Managing oxygen concentration is a big challenge in winemaking because the oxygen level affects wine development in terms of sensory and chemical characteristics. Moderate, controlled exposure to oxygen by means of winemaking practices like micro-oxygenation [1,2] seems to enhance wine quality during aging, while uncontrolled oxygen exposure—too much or too little—can lead to the creation of reductive off-flavors or oxidative spoilage of wine, respectively [3,4,5,6].
Currently, sulfur dioxide is the main antioxidant used to protect wine against the detrimental influence of oxygen. However, concerns about its allergenic side effects have created a search for effective alternatives [7,8], such as oenological tannins. Tannins have various health benefits, including antioxidant, antitumor, cardioprotective, anti-inflammatory and antimicrobial activity [9]. Grape tannins in particular seem to be effective dietary supplements [10].
Chemically, tannins (i.e., proanthocyanidins) are high molecular weight (Mw > 500), naturally occurring phenolic compounds which precipitate protein. Their use is authorized in winemaking by the International Organization de la Vigne et du Vin (OIV 2017) as ‘processing aids’ to prevent protein instability and iron haze in musts and wines [11]. Although the OIV does not mention tannins’ antioxidant properties, it continues to update its resolutions to consider the multiple technological opportunities offered by tannins in winemaking. Going forward, tannins must be properly evaluated to maximize their positive effects—without producing undesired side effects. Recent studies have reported the following advantages of oenological tannins: (i) protection against chemical and enzymatic oxidation [1], (ii) improved stability of wine color through co-pigmentation [12] and the formation of polymeric pigments [13] and (iii) improved mouthfeel due to a modulation of the perceptions of astringency and bitterness in wine [14,15].
When astringency intensity was compared for model solutions of various tannin extracts at 0.5 g/L, the quebracho tannin was the most astringent, followed (in descending order) by gall, chestnut, oak, grape skin, grape seed and tara [16]. In terms of redox reactions, gallotannins have superior radical scavenging capacity, the ellagic ones are able to chelate iron(II) strongly and the condensed tannins have a significant ability to scavenge peroxyl radicals [17].

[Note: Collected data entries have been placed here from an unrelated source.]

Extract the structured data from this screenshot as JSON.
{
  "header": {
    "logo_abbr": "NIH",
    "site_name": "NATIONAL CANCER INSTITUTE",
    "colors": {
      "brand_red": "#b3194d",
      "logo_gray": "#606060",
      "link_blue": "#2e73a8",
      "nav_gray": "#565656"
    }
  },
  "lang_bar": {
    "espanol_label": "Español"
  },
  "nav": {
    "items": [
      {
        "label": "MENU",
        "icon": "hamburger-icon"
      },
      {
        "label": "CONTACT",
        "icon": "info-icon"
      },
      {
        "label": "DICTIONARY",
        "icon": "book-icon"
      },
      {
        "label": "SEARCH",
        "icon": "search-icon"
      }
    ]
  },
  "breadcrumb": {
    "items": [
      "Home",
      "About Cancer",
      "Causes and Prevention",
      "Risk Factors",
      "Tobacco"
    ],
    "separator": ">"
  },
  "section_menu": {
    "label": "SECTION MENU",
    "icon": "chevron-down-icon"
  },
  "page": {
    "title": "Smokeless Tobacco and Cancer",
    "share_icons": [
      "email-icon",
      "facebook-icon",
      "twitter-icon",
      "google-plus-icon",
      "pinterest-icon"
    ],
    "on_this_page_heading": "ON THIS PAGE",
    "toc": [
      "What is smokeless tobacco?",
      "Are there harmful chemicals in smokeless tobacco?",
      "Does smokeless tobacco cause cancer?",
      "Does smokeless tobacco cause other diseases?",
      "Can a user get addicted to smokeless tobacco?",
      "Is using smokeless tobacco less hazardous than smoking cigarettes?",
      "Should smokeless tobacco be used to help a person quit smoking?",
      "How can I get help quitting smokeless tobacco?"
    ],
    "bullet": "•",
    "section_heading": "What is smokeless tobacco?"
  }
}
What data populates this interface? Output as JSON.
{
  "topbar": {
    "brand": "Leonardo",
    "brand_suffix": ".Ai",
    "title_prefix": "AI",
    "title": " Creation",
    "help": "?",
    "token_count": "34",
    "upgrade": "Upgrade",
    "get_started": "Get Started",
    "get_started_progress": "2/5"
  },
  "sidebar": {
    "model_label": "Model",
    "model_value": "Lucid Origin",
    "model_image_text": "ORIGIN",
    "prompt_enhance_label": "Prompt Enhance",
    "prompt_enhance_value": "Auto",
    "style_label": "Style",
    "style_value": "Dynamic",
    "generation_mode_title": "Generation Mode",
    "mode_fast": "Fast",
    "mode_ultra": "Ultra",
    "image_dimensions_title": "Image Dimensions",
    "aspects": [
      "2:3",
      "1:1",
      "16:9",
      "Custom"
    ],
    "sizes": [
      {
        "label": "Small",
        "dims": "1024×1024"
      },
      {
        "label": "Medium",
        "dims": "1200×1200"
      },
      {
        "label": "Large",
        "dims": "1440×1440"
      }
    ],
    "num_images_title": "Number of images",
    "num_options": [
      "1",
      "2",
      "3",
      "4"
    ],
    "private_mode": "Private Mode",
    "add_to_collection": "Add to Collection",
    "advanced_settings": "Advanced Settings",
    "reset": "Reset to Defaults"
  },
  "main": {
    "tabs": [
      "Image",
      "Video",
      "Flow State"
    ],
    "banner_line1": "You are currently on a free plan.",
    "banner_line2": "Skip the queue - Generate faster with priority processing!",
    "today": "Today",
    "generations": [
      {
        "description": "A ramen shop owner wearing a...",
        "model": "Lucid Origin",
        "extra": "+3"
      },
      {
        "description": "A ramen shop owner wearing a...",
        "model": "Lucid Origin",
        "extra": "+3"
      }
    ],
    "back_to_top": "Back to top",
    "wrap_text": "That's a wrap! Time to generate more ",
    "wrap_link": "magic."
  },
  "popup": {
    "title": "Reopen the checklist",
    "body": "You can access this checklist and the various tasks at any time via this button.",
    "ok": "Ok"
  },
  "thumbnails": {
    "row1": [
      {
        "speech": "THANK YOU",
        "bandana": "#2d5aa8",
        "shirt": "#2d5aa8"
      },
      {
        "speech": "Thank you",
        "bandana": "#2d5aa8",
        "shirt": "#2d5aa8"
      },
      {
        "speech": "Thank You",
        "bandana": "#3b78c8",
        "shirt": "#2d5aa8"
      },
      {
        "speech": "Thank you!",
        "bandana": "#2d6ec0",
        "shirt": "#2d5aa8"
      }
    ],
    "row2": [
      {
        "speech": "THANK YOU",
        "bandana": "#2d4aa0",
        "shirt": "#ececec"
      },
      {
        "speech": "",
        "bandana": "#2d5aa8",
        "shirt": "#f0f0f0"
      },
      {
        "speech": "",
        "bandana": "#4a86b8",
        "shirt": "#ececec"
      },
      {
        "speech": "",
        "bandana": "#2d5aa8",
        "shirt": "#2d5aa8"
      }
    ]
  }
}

The current understanding of wine oxidation involves the preliminary reaction between oxygen with ferrous iron to form hydrogen peroxide and ferric iron; the latter reacts with phenolic compounds to regenerate the iron(II) and produce a quinone. Several radical species can then be formed, depending on the reaction conditions [18,19]. Thus, the role of phenolic compounds in wine oxidation seems primarily linked to hydrogen peroxide and a radical-quenching reaction—and eventually to metal chelation. Notably, the quinone is able to regenerate the original polyphenol, which then has the capacity to absorb another equivalent of oxidation, therefore affecting the rate of oxygen consumption [2]. The oxidation of condensed tannins, gallo- and ellagitannins was previously investigated by means of electrochemical oxidation to establish that only procyanidin–quinone oxidation products recycle back to procyanidin [20].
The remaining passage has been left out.